Маша подавленно молчала. Она привыкла к другому Железнову – доброму, мягкому, к человеку, у которого перехватывало дыхание только от ее присутствия.

– Скажи мне, а зачем твоему мужу нужна нелюбящая жена? – Железнов неожиданно для Маши увел разговор от нее. – Сейчас статус семейного человека не играет значимой роли ни в бизнесе, ни в политике.

Маша вопроса не ожидала, но ответила моментально:

– Если от мужа уходит жена к другому, то это статус неудачника.

– А почему он в таком случае не ушел?

– Он по-своему любит меня, детей и…

– Столько нажито. Зачем все это терять?

– Да. Можно и так сказать, – почти безразлично произнесла Маша, опустив голову.

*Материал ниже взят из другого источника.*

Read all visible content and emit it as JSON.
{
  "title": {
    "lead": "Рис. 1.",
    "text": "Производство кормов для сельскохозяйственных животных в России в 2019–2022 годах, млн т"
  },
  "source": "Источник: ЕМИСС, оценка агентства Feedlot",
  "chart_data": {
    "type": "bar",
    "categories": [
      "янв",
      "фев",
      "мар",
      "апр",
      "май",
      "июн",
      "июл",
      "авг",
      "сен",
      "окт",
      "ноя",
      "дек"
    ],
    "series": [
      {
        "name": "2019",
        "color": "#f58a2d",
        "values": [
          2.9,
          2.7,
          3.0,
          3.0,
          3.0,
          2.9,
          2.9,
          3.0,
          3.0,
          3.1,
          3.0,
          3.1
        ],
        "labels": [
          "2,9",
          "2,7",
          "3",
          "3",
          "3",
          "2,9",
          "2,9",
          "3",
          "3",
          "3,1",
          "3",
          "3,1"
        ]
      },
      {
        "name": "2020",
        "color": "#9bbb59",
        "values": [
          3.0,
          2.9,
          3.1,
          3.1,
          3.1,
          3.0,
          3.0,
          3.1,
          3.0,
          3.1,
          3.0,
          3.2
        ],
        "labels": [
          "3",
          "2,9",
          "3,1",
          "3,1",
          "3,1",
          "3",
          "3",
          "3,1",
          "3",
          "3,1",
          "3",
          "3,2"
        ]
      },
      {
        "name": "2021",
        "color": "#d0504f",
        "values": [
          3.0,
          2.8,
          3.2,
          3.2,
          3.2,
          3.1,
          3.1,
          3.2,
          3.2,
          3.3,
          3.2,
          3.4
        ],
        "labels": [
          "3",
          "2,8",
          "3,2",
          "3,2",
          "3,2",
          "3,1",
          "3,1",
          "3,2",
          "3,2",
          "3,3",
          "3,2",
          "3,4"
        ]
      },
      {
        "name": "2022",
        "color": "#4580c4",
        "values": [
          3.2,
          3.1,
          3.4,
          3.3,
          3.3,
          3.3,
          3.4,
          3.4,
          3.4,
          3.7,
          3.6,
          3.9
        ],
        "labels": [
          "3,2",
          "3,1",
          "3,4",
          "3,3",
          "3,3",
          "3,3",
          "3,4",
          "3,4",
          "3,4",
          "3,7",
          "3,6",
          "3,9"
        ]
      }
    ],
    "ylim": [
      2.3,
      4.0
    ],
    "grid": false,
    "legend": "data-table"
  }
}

Несколько секунд стояла тишина. Неожиданно Маша вскинула голову и продолжила, выговаривая каждую фразу практически на уровне срыва:

– Ты не представляешь, какому прессингу я там подвергалась! Смешалось все! Имею ли я право бороться за свое счастье, предав семью?! Имею ли я право требовать от тебя, чтобы ты десять лет ждал меня, пока дети вырастут?! Во что я превращусь за эти десять лет! Выкинуть десять лет из жизни! – Маша выдохнула, и дальше говорил уже эмоционально опустошенный человек: – Вот в какой-то момент я и решила, что все это нужно прекратить… раз и навсегда.

– Тебе это удалось.

На какое-то время повисла гнетущая обоих пауза.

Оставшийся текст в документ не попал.